Le métier de photographe est bien singulier. On a conscience d’éprouver un grand plaisir à chaque clic ; on s’envisage déjà devant le Mac, à traiter les meilleures photos et à les envoyer au modèle par la voie du mail. Bon à tirer. On a nos favoris, ceux dont on aime toucher le cœur de cible en les encourageant pour garder la pose, et on appuie sur la gâchette pour les rendre immortels. Le paradoxe est là, on promet une garantie de vie. On « prend » des vues, on « tire » le portrait, on est des voleurs d’âmes sans vergogne. Mais c’est pour rendre nos victimes invincibles. Et elles le savent. La complicité entre un portraitiste et son modèle n’a pas de prix.
Manuel Gélin est un paragon, c’est une question de gènes. Oui mais non. Pas seulement. Si, irrémédiablement, on compare les traits de son visage avec ceux de feu son papa, c’est certain, on parle de « saga » et d’enfant de la balle. Mais Manu a ceci de particulier que son jeu sur scène et au cinéma offre aux génériques et aux levers de rideau un Gélin dans la liste, mais un Gélin inédit. Pour l’avoir vu déclamer, je lui enviais ses arcanes, celles qu’il abattait à chaque réplique et qui faisaient de lui un grand artiste à part.
Une séance avec lui peut relever du comique, Mais arrête de parler, Martine et shoote ! Et je le rassurais, parce que si je la ramenais systématiquement entre deux portraits, c’était pour lui dire combien j’étais heureuse de son expression ici et maintenant. Parfois, je dégaine dans le secret, le clic est discret. Alors Manu me dit Quel dommage, si c’était bon, il ne fallait pas la louper ! T’inquiète, c’est déjà dans la boîte, et je me félicitais d’avoir su trouver le bon angle et dérober le rictus parfait. Ce cliché est présent en page d’accueil de mon site. Parce que cette barbe de trois jours, ces yeux perçants et l’ironie qui transpire dans la totalité des pixels, font de ce visage arrogant mon préféré dans l’album noir et blanc. J’aime la gouaille et l’assurance dont cette photo parle. Elle n’a pas l’air très datée, elle n’est pas si contemporaine. Elle évoque peut-être ces publicités américaines où l’on vantait les vertus du tabac. On réalisait les réclames avec des figures de comédiens débonnaires, sereines. Ils affichaient ce côté gaillard et vaillant qui invitait à l’achat.

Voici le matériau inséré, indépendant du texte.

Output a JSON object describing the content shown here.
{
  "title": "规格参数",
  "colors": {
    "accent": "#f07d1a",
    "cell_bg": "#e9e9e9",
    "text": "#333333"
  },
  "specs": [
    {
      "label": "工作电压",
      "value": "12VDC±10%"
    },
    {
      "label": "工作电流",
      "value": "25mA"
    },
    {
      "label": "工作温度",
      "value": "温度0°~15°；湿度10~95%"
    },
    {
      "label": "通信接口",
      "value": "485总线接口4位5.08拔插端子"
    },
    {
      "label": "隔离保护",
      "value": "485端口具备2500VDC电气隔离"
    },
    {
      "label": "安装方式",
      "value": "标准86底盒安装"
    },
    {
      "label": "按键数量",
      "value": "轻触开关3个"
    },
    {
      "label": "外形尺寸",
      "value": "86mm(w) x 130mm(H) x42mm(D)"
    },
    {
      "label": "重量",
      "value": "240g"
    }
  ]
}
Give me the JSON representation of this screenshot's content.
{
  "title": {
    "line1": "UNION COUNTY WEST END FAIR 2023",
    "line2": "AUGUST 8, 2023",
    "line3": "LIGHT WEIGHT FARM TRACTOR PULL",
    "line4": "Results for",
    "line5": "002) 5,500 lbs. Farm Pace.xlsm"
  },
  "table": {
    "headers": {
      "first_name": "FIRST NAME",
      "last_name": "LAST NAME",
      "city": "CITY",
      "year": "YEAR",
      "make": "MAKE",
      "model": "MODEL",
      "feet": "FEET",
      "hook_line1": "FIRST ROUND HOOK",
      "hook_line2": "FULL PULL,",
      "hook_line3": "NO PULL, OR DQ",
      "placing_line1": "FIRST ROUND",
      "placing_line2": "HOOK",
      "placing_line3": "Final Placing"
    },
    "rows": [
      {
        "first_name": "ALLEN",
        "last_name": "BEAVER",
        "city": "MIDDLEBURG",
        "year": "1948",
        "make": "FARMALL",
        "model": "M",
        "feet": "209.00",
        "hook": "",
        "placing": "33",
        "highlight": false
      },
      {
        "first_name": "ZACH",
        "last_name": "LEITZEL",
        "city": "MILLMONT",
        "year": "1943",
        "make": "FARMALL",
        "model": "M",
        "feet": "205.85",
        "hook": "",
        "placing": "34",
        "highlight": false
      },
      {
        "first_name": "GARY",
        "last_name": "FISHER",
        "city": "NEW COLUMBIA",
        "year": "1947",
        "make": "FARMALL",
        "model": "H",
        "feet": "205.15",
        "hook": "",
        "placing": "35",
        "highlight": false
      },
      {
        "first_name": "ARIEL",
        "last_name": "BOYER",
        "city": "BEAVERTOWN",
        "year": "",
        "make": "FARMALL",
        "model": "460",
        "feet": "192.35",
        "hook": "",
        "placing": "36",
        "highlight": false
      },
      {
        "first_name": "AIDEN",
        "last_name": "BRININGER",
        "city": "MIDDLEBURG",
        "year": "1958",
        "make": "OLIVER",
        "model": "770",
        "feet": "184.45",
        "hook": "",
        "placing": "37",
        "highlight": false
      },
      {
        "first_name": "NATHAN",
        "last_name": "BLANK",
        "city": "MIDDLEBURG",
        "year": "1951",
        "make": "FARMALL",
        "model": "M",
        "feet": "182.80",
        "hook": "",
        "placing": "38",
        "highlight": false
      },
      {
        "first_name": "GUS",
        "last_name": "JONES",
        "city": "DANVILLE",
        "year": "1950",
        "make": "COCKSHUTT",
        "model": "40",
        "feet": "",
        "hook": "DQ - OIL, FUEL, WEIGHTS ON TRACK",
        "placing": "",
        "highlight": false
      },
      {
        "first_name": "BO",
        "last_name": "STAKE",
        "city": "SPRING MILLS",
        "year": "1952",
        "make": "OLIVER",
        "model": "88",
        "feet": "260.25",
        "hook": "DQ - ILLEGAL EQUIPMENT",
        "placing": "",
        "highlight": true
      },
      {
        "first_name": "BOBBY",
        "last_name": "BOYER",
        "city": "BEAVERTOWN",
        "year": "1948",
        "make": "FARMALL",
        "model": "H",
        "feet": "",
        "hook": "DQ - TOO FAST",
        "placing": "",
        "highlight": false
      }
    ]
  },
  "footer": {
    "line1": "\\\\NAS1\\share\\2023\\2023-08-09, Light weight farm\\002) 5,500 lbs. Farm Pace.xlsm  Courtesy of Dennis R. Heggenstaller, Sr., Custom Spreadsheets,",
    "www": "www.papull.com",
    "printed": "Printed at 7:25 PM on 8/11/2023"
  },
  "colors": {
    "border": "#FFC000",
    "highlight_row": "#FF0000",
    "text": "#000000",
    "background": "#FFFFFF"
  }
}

Manu se change à vue à cadence régulière et si les normales saisonnières ne sont pas dans notre camp malgré les prévisions, il s’agit pour lui de rentrer dans la peau d’un personnage avec un nouvel habit, et peu importent les valeurs négatives. A moins trois degrés je l’ai vu troquer une chemise contre une autre. Manu, c’est Koh-Lanta pour de vrai. Et j’expédie la « série chemise » en priant pour qu’elle soit réussie, glacée de la tête aux pieds à force de le regarder faire du charme à un objectif en tenue d’été.
Le seul mérite du photographe, c’est de savoir zoomer l’instant « T ». Ce portrait est l’icône d’un espoir sans nom. C’est un clin d’œil vers le passé, un regard dans le rétro. C’était pourtant en début d’année 2011 et, ce jour-là, on célébrait la joie.
Sans la pugnacité et la détermination de Manu, ce cliché ne serait jamais né.